As you are working on your final font and related ephemera, or at least thinking about it, there are different ways that you can approach your design decisions. Today we’ll look at it from the perspective of contrast and stress. Contrast is the amount of difference in width of the different strokes in your letters, and stress is the apparent angle those strokes appear to be tilted at.

A note on freakiness

The below image is from Elliott Earls’s contributions to the Emigre Type Foundry. I love Elliott, he’s a friend (which I’m saying not as a flex, but that many of these people are still around today), but he may not be the best model for your first font. I’m citing this this work as a tendency with new type designers to do something freaky. The note here is that there is no qualitative assessment of freakiness; being “boring” is okay and being “freaky” is okay.

Noordzij Cube

This is a model which shows different stress and contrast for the lowercase. This is an animated 3D model, you may come across other versions in your design travels.

Historical examples

Below are examples of broad-edge hand lettering at roughly 30° and one that is largely horizontal (90°). These are, and are based on, historical models. Thus, utilizing these forms can be a communication with these other time periods. They should not be a limitation for what forms can be, but a sprinboard for what you can do.

As an example, here are more contemporary typefaces Robinson by Commercial Type and Lydian from Bitstream. 

More directly Fondamento is based on Edward Johnston’s Foundational Hand

And again, these should be inspirations and not limitations, here is Jonathan Barnbrook’s Bastard which draws inspiration from these styles but also their cultural location (for example contemporary use for goth or metal bands)

Reversing Stress

You can, of course keep angling your pen to achieve reverse stress lettering with a broadedge pen, but reverse stress is typically associated with the larger forms of wood type. These actual letters were physically bigger and used for very “loud” advertising. Here are examples of specimen from Hoefler & Co.

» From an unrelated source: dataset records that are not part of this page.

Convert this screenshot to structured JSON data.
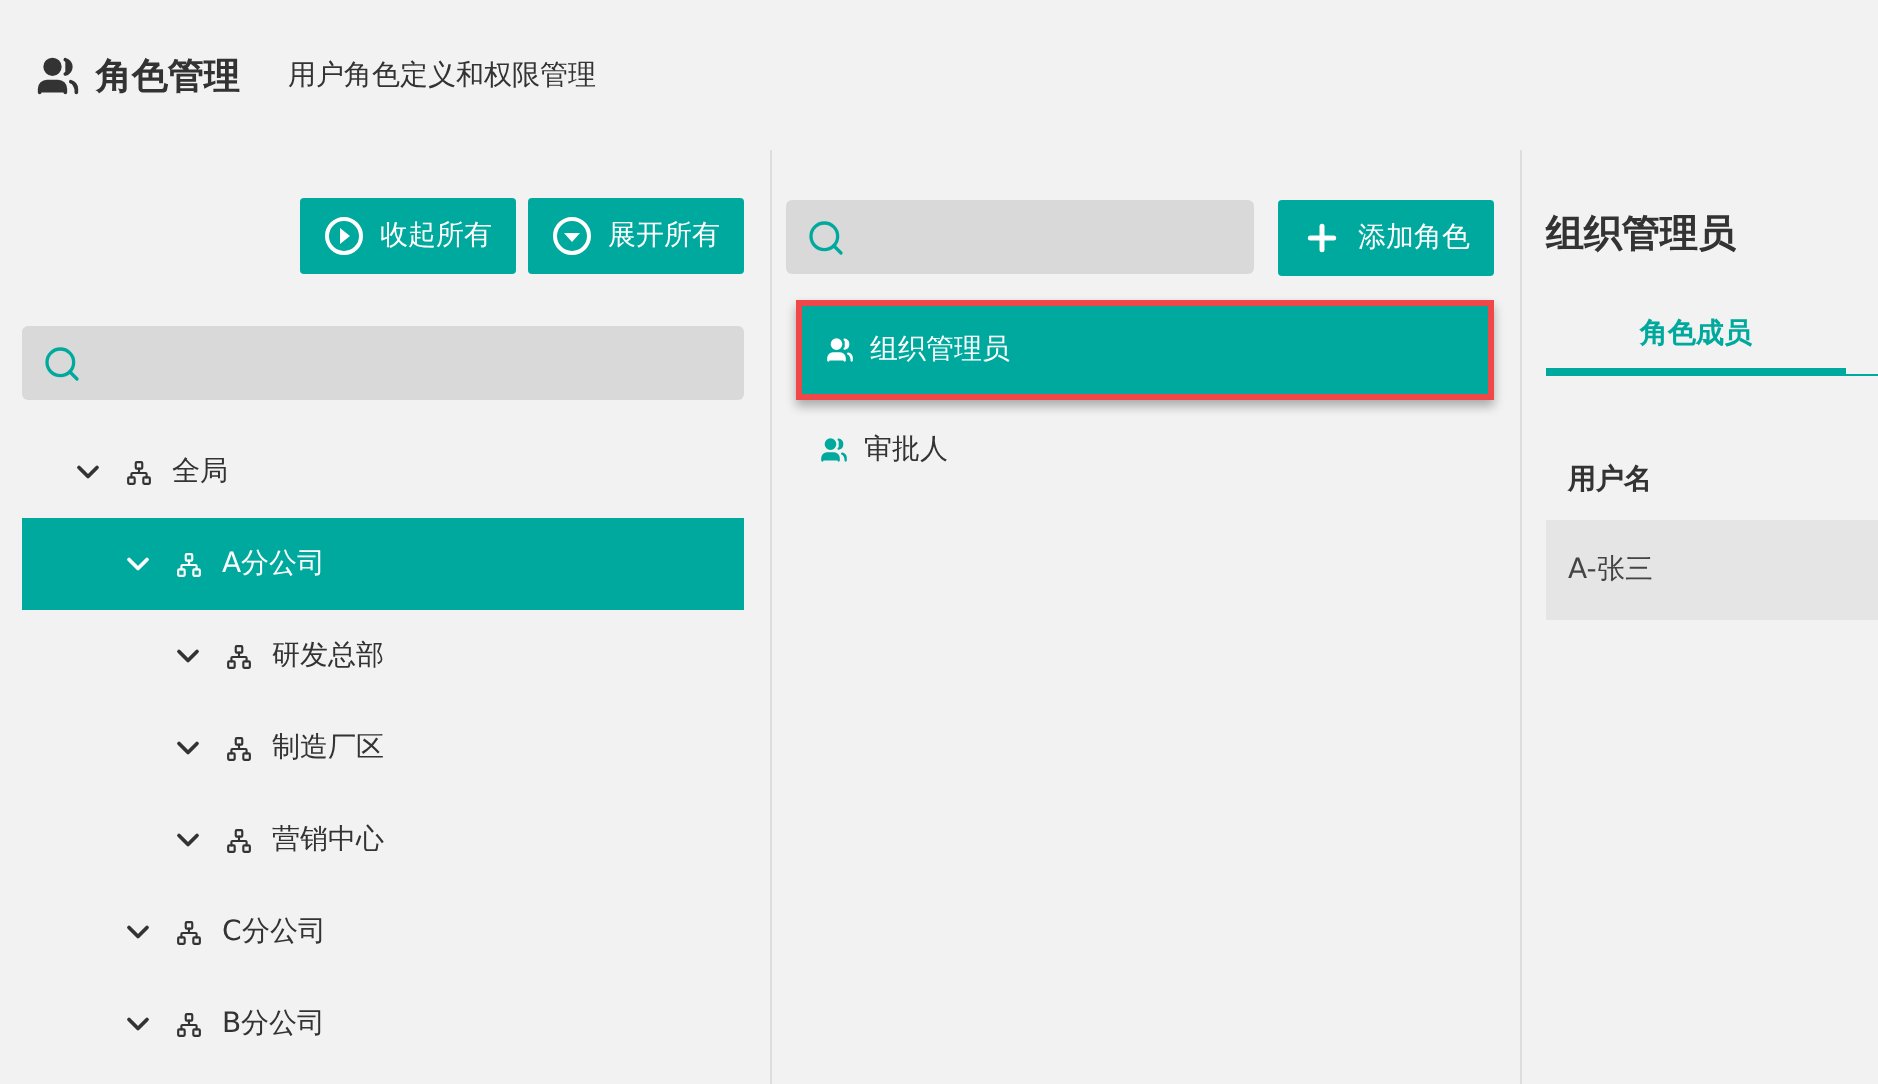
{
  "header": {
    "title": "角色管理",
    "subtitle": "用户角色定义和权限管理"
  },
  "org_panel": {
    "buttons": [
      {
        "label": "收起所有",
        "kind": "collapse"
      },
      {
        "label": "展开所有",
        "kind": "expand"
      }
    ],
    "tree": [
      {
        "label": "全局",
        "expanded": true,
        "selected": false,
        "children": [
          {
            "label": "A分公司",
            "expanded": true,
            "selected": true,
            "children": [
              {
                "label": "研发总部",
                "expanded": true,
                "selected": false
              },
              {
                "label": "制造厂区",
                "expanded": true,
                "selected": false
              },
              {
                "label": "营销中心",
                "expanded": true,
                "selected": false
              }
            ]
          },
          {
            "label": "C分公司",
            "expanded": true,
            "selected": false
          },
          {
            "label": "B分公司",
            "expanded": true,
            "selected": false
          }
        ]
      }
    ]
  },
  "roles_panel": {
    "add_button": "添加角色",
    "items": [
      {
        "label": "组织管理员",
        "selected": true
      },
      {
        "label": "审批人",
        "selected": false
      }
    ]
  },
  "detail_panel": {
    "title": "组织管理员",
    "tabs": [
      {
        "label": "角色成员",
        "selected": true
      }
    ],
    "table": {
      "columns": [
        "用户名"
      ],
      "rows": [
        [
          "A-张三"
        ]
      ]
    }
  }
}
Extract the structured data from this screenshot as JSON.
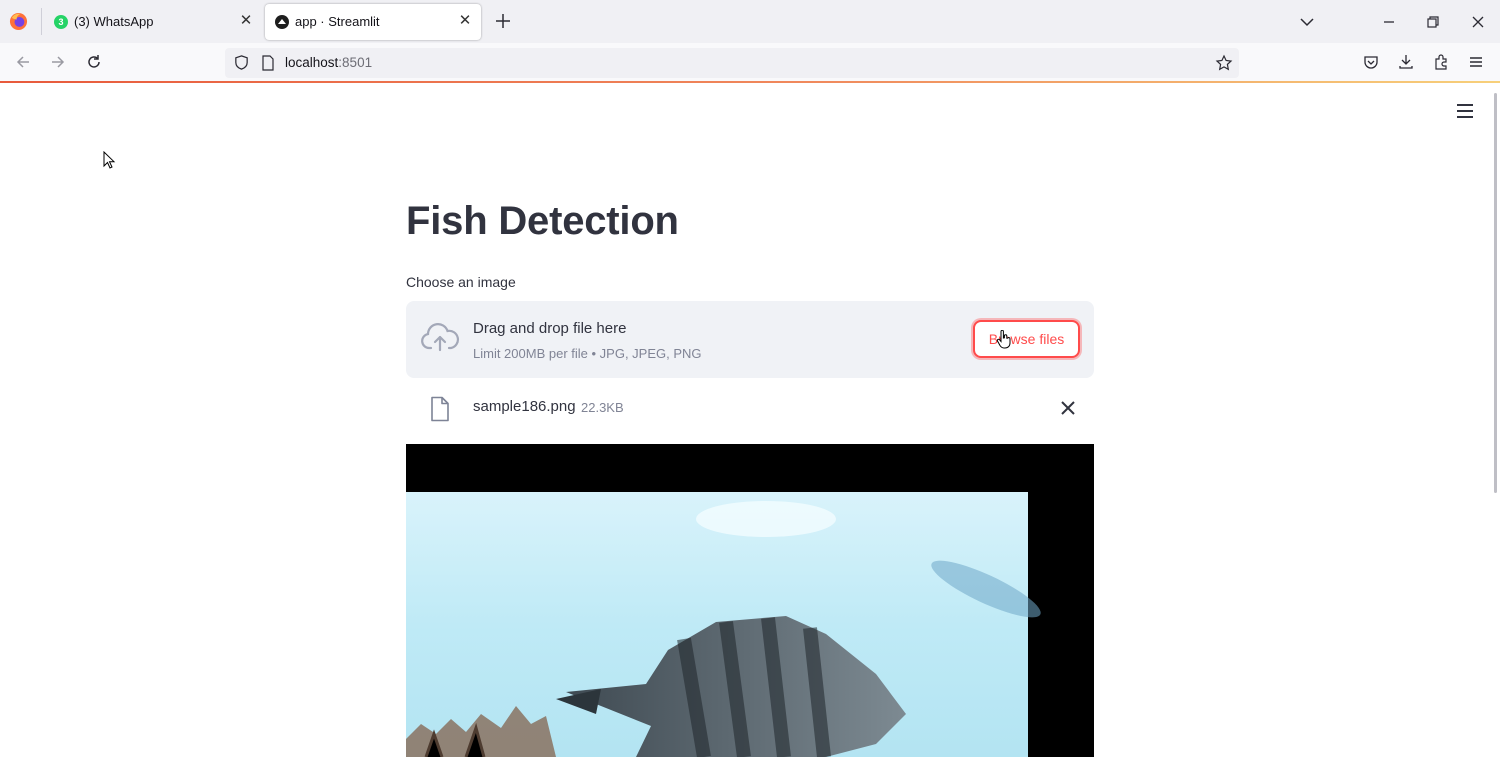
{
  "browser": {
    "tabs": [
      {
        "label": "(3) WhatsApp",
        "badge": "3",
        "active": false
      },
      {
        "label": "app · Streamlit",
        "active": true
      }
    ],
    "url_host": "localhost",
    "url_port": ":8501"
  },
  "app": {
    "title": "Fish Detection",
    "uploader": {
      "label": "Choose an image",
      "drop_text": "Drag and drop file here",
      "limit_text": "Limit 200MB per file • JPG, JPEG, PNG",
      "browse_label": "Browse files"
    },
    "uploaded_file": {
      "name": "sample186.png",
      "size": "22.3KB"
    }
  },
  "colors": {
    "accent": "#ff4b4b",
    "text": "#31333f",
    "muted": "#808495",
    "dropzone_bg": "#f0f2f6"
  },
  "icons": [
    "firefox-icon",
    "whatsapp-icon",
    "streamlit-icon",
    "close-icon",
    "plus-icon",
    "chevron-down-icon",
    "minimize-icon",
    "restore-icon",
    "back-icon",
    "forward-icon",
    "reload-icon",
    "shield-icon",
    "page-icon",
    "star-icon",
    "pocket-icon",
    "download-icon",
    "extensions-icon",
    "menu-icon",
    "cloud-upload-icon",
    "file-icon"
  ]
}
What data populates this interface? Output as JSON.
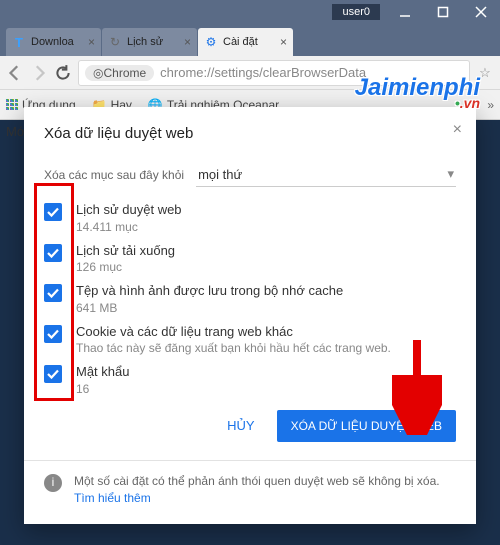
{
  "window": {
    "user_label": "user0"
  },
  "tabs": [
    {
      "label": "Downloa",
      "favicon_color": "#3aa0ff",
      "favicon_glyph": "T"
    },
    {
      "label": "Lịch sử",
      "favicon_glyph": "↻"
    },
    {
      "label": "Cài đặt",
      "favicon_glyph": "⚙",
      "active": true
    }
  ],
  "address_bar": {
    "origin_chip": "Chrome",
    "url": "chrome://settings/clearBrowserData"
  },
  "bookmark_bar": {
    "apps_label": "Ứng dụng",
    "items": [
      "Hay",
      "Trải nghiệm Oceanar"
    ]
  },
  "side_label": "Mớ",
  "dialog": {
    "title": "Xóa dữ liệu duyệt web",
    "subheading": "Xóa các mục sau đây khỏi",
    "timeframe": "mọi thứ",
    "options": [
      {
        "title": "Lịch sử duyệt web",
        "sub": "14.411 mục",
        "checked": true
      },
      {
        "title": "Lịch sử tải xuống",
        "sub": "126 mục",
        "checked": true
      },
      {
        "title": "Tệp và hình ảnh được lưu trong bộ nhớ cache",
        "sub": "641 MB",
        "checked": true
      },
      {
        "title": "Cookie và các dữ liệu trang web khác",
        "sub": "Thao tác này sẽ đăng xuất bạn khỏi hầu hết các trang web.",
        "checked": true
      },
      {
        "title": "Mật khẩu",
        "sub": "16",
        "checked": true
      }
    ],
    "cancel_label": "HỦY",
    "clear_label": "XÓA DỮ LIỆU DUYỆT WEB",
    "footer_text": "Một số cài đặt có thể phản ánh thói quen duyệt web sẽ không bị xóa.",
    "learn_more": "Tìm hiểu thêm"
  },
  "watermark": {
    "text": "Jaimienphi",
    "suffix": ".vn"
  }
}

In classical/conventional typographic taste, these examples are considered “ugly” and have been relegated to wood-type of the past or commercial applications that are not considered “high” design typically. Despite that, or perhaps because of that, these conceptions of “uglines” have been reframed and reconsidered and fonts like this have enjoyed something of a renaissance in recent years.

Bringhurst’s “stressful” model of typographic history

Robert Bringhurt’s Elements of Typographic Style (available in the class resources)︎ 
outlines a history of the evolution of metal type and looks at the evolution of the apparent stress and contrast of the fonts shown. He very roughly maps that from the renaissance to the twentieth century, type largely becomes more vertically stressed, with higher contrast, and eventually geometric sans appear with little contrast and less residue of calligraphy.


I end on Bringhurst’s example because as I think we are in a great time for type design as there are less restrictions on your choices, more and more afforadable tools, and more resources.